Conclusion

Cognitive science is not static. The interdisciplinary project continually identifies new problems and develops solutions for solving them. At the same time, the scope of cognitive science has been expanding.

As we have noted, as new tools for studying brain processing have been developed, cognitive scientists have become increasingly concerned with how cognitive operations are implemented in the brain. How to incorporate information about neural processing poses challenges for both classical and connectionist modeling in cognitive science. Insofar as cognitive models focus on the mental activity, they must to some degree abstract from the neural detail. This frames a philosophical question about how much they can abstract from details of neural processing and still claim to provide accounts of how humans process information. A related issue involves cognitive science's traditional reliance on logical and heuristic techniques to model reasoning. Increasingly, both cognitive and neuroscience researchers are advancing probabilistic models (Chater, Tenenbaum, and Yuille 2006). For philosophers, this raises the question of whether such models should replace more traditional cognitive models, or whether the two kinds of models can be constructively related.

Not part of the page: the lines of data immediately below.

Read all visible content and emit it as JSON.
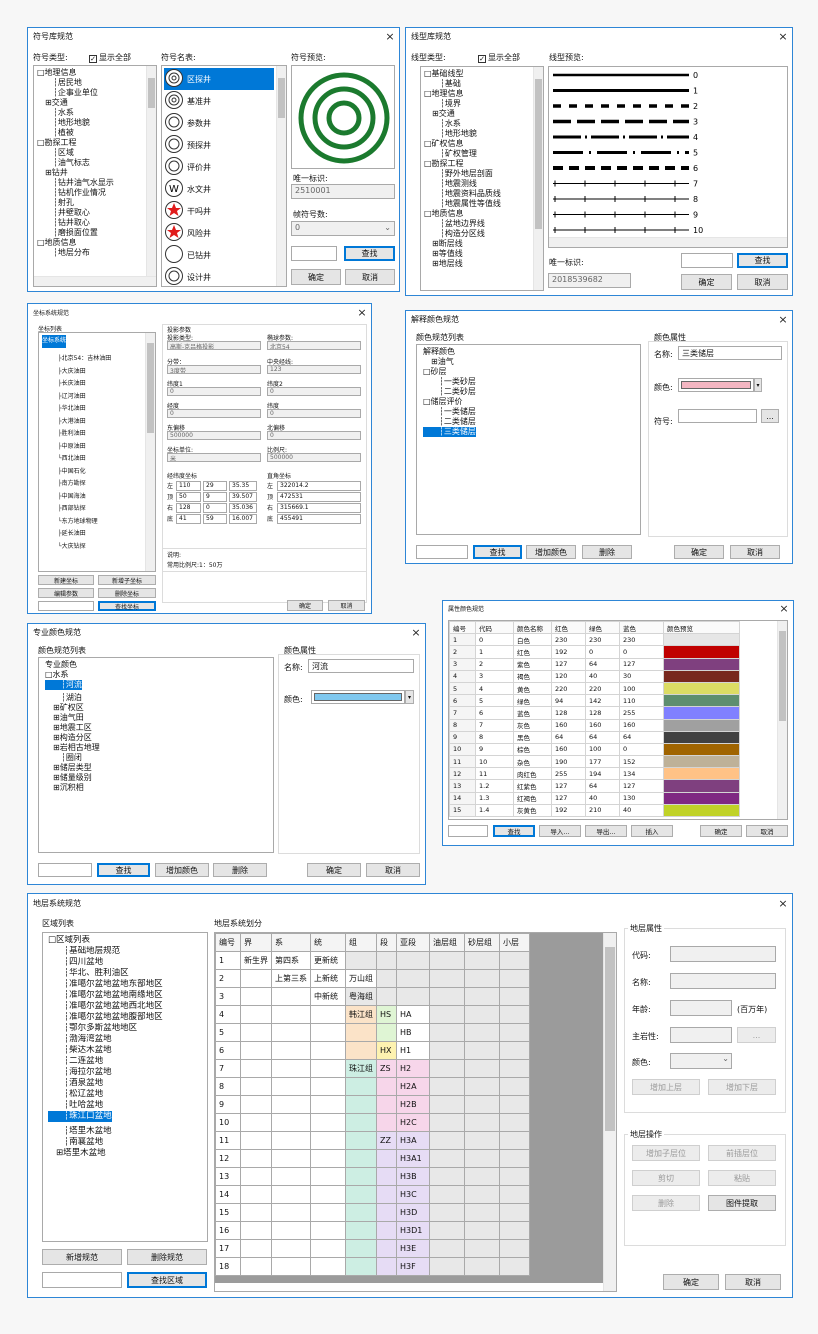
{
  "dlg1": {
    "title": "符号库规范",
    "close": "×",
    "type_label": "符号类型:",
    "show_all": "显示全部",
    "name_label": "符号名表:",
    "preview_label": "符号预览:",
    "tree": [
      "□地理信息",
      "┆居民地",
      "┆企事业单位",
      "⊞交通",
      "┆水系",
      "┆地形地貌",
      "┆植被",
      "□勘探工程",
      "┆区域",
      "┆油气标志",
      "⊞钻井",
      "┆钻井油气水显示",
      "┆钻机作业情况",
      "┆射孔",
      "┆井壁取心",
      "┆钻井取心",
      "┆磨损面位置",
      "□地质信息",
      "┆地层分布"
    ],
    "symbols": [
      "区探井",
      "基准井",
      "参数井",
      "预探井",
      "评价井",
      "水文井",
      "干吗井",
      "风险井",
      "已钻井",
      "设计井"
    ],
    "unique_label": "唯一标识:",
    "unique_value": "2510001",
    "frame_label": "帧符号数:",
    "frame_value": "0",
    "find": "查找",
    "ok": "确定",
    "cancel": "取消"
  },
  "dlg2": {
    "title": "线型库规范",
    "close": "×",
    "type_label": "线型类型:",
    "show_all": "显示全部",
    "preview_label": "线型预览:",
    "tree": [
      "□基础线型",
      "┆基础",
      "□地理信息",
      "┆境界",
      "⊞交通",
      "┆水系",
      "┆地形地貌",
      "□矿权信息",
      "┆矿权管理",
      "□勘探工程",
      "┆野外地层剖面",
      "┆地震测线",
      "┆地震资料品质线",
      "┆地震属性等值线",
      "□地质信息",
      "┆盆地边界线",
      "┆构造分区线",
      "⊞断层线",
      "⊞等值线",
      "⊞地层线"
    ],
    "line_numbers": [
      "0",
      "1",
      "2",
      "3",
      "4",
      "5",
      "6",
      "7",
      "8",
      "9",
      "10"
    ],
    "unique_label": "唯一标识:",
    "unique_value": "2018539682",
    "find": "查找",
    "ok": "确定",
    "cancel": "取消"
  },
  "dlg3": {
    "title": "坐标系统规范",
    "close": "×",
    "list_label": "坐标列表",
    "tree": [
      "坐标系统",
      "├北京54：吉林油田",
      "├大庆油田",
      "├长庆油田",
      "├辽河油田",
      "├华北油田",
      "├大港油田",
      "├胜利油田",
      "├中原油田",
      "└西北油田",
      "├中国石化",
      "├南方勘探",
      "├中国海油",
      "├西部钻探",
      "└东方地球物理",
      "├延长油田",
      "└大庆钻探"
    ],
    "params_title": "投影参数",
    "proj_label": "投影类型:",
    "proj_value": "高斯-克吕格投影",
    "datum_label": "椭球参数:",
    "datum_value": "北京54",
    "zone_label": "分带：",
    "zone_value": "3度带",
    "cm_label": "中央经线:",
    "cm_value": "123",
    "p1_label": "纬度1",
    "p1_value": "0",
    "p2_label": "纬度2",
    "p2_value": "0",
    "lon_label": "经度",
    "lon_value": "0",
    "lat_label": "纬度",
    "lat_value": "0",
    "fe_label": "东偏移",
    "fe_value": "500000",
    "fn_label": "北偏移",
    "fn_value": "0",
    "unit_label": "坐标单位:",
    "unit_value": "米",
    "scale_label": "比例尺:",
    "scale_value": "500000",
    "geo_title": "经纬度坐标",
    "rect_title": "直角坐标",
    "geo_rows": [
      [
        "左",
        "110",
        "29",
        "35.35"
      ],
      [
        "顶",
        "50",
        "9",
        "39.507"
      ],
      [
        "右",
        "128",
        "0",
        "35.036"
      ],
      [
        "底",
        "41",
        "59",
        "16.007"
      ]
    ],
    "rect_rows": [
      [
        "左",
        "322014.2"
      ],
      [
        "顶",
        "472531"
      ],
      [
        "右",
        "315669.1"
      ],
      [
        "底",
        "455491"
      ]
    ],
    "note_label": "说明:",
    "note_value": "常用比例尺:1：50万",
    "btns": [
      "新建坐标",
      "新增子坐标",
      "编辑参数",
      "删除坐标",
      "查找坐标"
    ],
    "ok": "确定",
    "cancel": "取消"
  },
  "dlg4": {
    "title": "解释颜色规范",
    "close": "×",
    "list_label": "颜色规范列表",
    "attr_label": "颜色属性",
    "tree": [
      "解释颜色",
      "⊞油气",
      "□砂层",
      "┆一类砂层",
      "┆二类砂层",
      "□储层评价",
      "┆一类储层",
      "┆二类储层",
      "┆三类储层"
    ],
    "name_label": "名称:",
    "name_value": "三类储层",
    "color_label": "颜色:",
    "symbol_label": "符号:",
    "more": "...",
    "find": "查找",
    "add": "增加颜色",
    "delete": "删除",
    "ok": "确定",
    "cancel": "取消",
    "color_hex": "#f4b6c2"
  },
  "dlg5": {
    "title": "属性颜色规范",
    "close": "×",
    "headers": [
      "编号",
      "代码",
      "颜色名称",
      "红色",
      "绿色",
      "蓝色",
      "颜色预览"
    ],
    "rows": [
      [
        "1",
        "0",
        "白色",
        "230",
        "230",
        "230",
        "#e6e6e6"
      ],
      [
        "2",
        "1",
        "红色",
        "192",
        "0",
        "0",
        "#c00000"
      ],
      [
        "3",
        "2",
        "紫色",
        "127",
        "64",
        "127",
        "#7f407f"
      ],
      [
        "4",
        "3",
        "褐色",
        "120",
        "40",
        "30",
        "#78281e"
      ],
      [
        "5",
        "4",
        "黄色",
        "220",
        "220",
        "100",
        "#dcdc64"
      ],
      [
        "6",
        "5",
        "绿色",
        "94",
        "142",
        "110",
        "#5e8e6e"
      ],
      [
        "7",
        "6",
        "蓝色",
        "128",
        "128",
        "255",
        "#8080ff"
      ],
      [
        "8",
        "7",
        "灰色",
        "160",
        "160",
        "160",
        "#a0a0a0"
      ],
      [
        "9",
        "8",
        "黑色",
        "64",
        "64",
        "64",
        "#404040"
      ],
      [
        "10",
        "9",
        "棕色",
        "160",
        "100",
        "0",
        "#a06400"
      ],
      [
        "11",
        "10",
        "杂色",
        "190",
        "177",
        "152",
        "#beb198"
      ],
      [
        "12",
        "11",
        "肉红色",
        "255",
        "194",
        "134",
        "#ffc286"
      ],
      [
        "13",
        "1.2",
        "红紫色",
        "127",
        "64",
        "127",
        "#7f407f"
      ],
      [
        "14",
        "1.3",
        "红褐色",
        "127",
        "40",
        "130",
        "#7f2882"
      ],
      [
        "15",
        "1.4",
        "灰黄色",
        "192",
        "210",
        "40",
        "#c0d228"
      ]
    ],
    "find": "查找",
    "import": "导入...",
    "export": "导出...",
    "insert": "插入",
    "ok": "确定",
    "cancel": "取消"
  },
  "dlg6": {
    "title": "专业颜色规范",
    "close": "×",
    "list_label": "颜色规范列表",
    "attr_label": "颜色属性",
    "tree": [
      "专业颜色",
      "□水系",
      "┆河流",
      "┆湖泊",
      "⊞矿权区",
      "⊞油气田",
      "⊞地震工区",
      "⊞构造分区",
      "⊞岩相古地理",
      "┆圈闭",
      "⊞储层类型",
      "⊞储量级别",
      "⊞沉积相"
    ],
    "name_label": "名称:",
    "name_value": "河流",
    "color_label": "颜色:",
    "find": "查找",
    "add": "增加颜色",
    "delete": "删除",
    "ok": "确定",
    "cancel": "取消",
    "color_hex": "#7fc8ef"
  },
  "dlg7": {
    "title": "地层系统规范",
    "close": "×",
    "region_label": "区域列表",
    "divide_label": "地层系统划分",
    "tree": [
      "□区域列表",
      "┆基础地层规范",
      "┆四川盆地",
      "┆华北、胜利油区",
      "┆准噶尔盆地盆地东部地区",
      "┆准噶尔盆地盆地南缘地区",
      "┆准噶尔盆地盆地西北地区",
      "┆准噶尔盆地盆地腹部地区",
      "┆鄂尔多斯盆地地区",
      "┆渤海湾盆地",
      "┆柴达木盆地",
      "┆二连盆地",
      "┆海拉尔盆地",
      "┆酒泉盆地",
      "┆松辽盆地",
      "┆吐哈盆地",
      "┆珠江口盆地",
      "┆塔里木盆地",
      "┆南襄盆地",
      "⊞塔里木盆地"
    ],
    "headers": [
      "编号",
      "界",
      "系",
      "统",
      "组",
      "段",
      "亚段",
      "油层组",
      "砂层组",
      "小层"
    ],
    "rows": [
      [
        "1",
        "新生界",
        "第四系",
        "更新统",
        "",
        "",
        "",
        "",
        "",
        ""
      ],
      [
        "2",
        "",
        "上第三系",
        "上新统",
        "万山组",
        "",
        "",
        "",
        "",
        ""
      ],
      [
        "3",
        "",
        "",
        "中新统",
        "粤海组",
        "",
        "",
        "",
        "",
        ""
      ],
      [
        "4",
        "",
        "",
        "",
        "韩江组",
        "HS",
        "HA",
        "",
        "",
        ""
      ],
      [
        "5",
        "",
        "",
        "",
        "",
        "",
        "HB",
        "",
        "",
        ""
      ],
      [
        "6",
        "",
        "",
        "",
        "",
        "HX",
        "H1",
        "",
        "",
        ""
      ],
      [
        "7",
        "",
        "",
        "",
        "珠江组",
        "ZS",
        "H2",
        "",
        "",
        ""
      ],
      [
        "8",
        "",
        "",
        "",
        "",
        "",
        "H2A",
        "",
        "",
        ""
      ],
      [
        "9",
        "",
        "",
        "",
        "",
        "",
        "H2B",
        "",
        "",
        ""
      ],
      [
        "10",
        "",
        "",
        "",
        "",
        "",
        "H2C",
        "",
        "",
        ""
      ],
      [
        "11",
        "",
        "",
        "",
        "",
        "ZZ",
        "H3A",
        "",
        "",
        ""
      ],
      [
        "12",
        "",
        "",
        "",
        "",
        "",
        "H3A1",
        "",
        "",
        ""
      ],
      [
        "13",
        "",
        "",
        "",
        "",
        "",
        "H3B",
        "",
        "",
        ""
      ],
      [
        "14",
        "",
        "",
        "",
        "",
        "",
        "H3C",
        "",
        "",
        ""
      ],
      [
        "15",
        "",
        "",
        "",
        "",
        "",
        "H3D",
        "",
        "",
        ""
      ],
      [
        "16",
        "",
        "",
        "",
        "",
        "",
        "H3D1",
        "",
        "",
        ""
      ],
      [
        "17",
        "",
        "",
        "",
        "",
        "",
        "H3E",
        "",
        "",
        ""
      ],
      [
        "18",
        "",
        "",
        "",
        "",
        "",
        "H3F",
        "",
        "",
        ""
      ]
    ],
    "attr_title": "地层属性",
    "code_label": "代码:",
    "name_label": "名称:",
    "age_label": "年龄:",
    "age_unit": "(百万年)",
    "rock_label": "主岩性:",
    "more": "...",
    "color_label": "颜色:",
    "add_up": "增加上层",
    "add_down": "增加下层",
    "ops_title": "地层操作",
    "add_child": "增加子层位",
    "prev": "前插层位",
    "cut": "剪切",
    "paste": "粘贴",
    "delete": "删除",
    "extract": "图件提取",
    "new_btn": "新增规范",
    "del_btn": "删除规范",
    "find_btn": "查找区域",
    "ok": "确定",
    "cancel": "取消"
  }
}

Another major new direction in cognitive science is the concern with the embodied, situated nature of cognition. While traditional cognitive science focused solely on what is going on in the heads of cognizers, recent theorists have argued that the non-neural body and environmental con­text are not merely inputs to the cognitive system but play a constitutive role in cognition (e.g., Clark 1997). Some of those championing more attention to the organism's body and environment have appealed to a previously untapped philosophical tradition known as phenomenology (comprising writers such as Husserl, Heidegger, and Merleau-Ponty) for insight about these issues (e.g., Wheeler 2005). When the focus is on the real-time responses of organisms to their environment, the temporal dynamics of cognitive processes is obviously important and has been emphasized by those advocating use of dynamical systems tools for understanding cognition (Port and van Gelder 1995). Many advocates of applying dynamical systems theory to cognition have, as we noted, also argued against the reliance on representations in cognitive models. Others, such as Rick Grush (2004), have tried to show how control theory, a dynamical approach, employs neural representations in accounting for motor control, and to extend this approach to other cognitive processes. These and other current debates in cognitive science provide rich opportunities for continued philosophical engagement with cognitive science.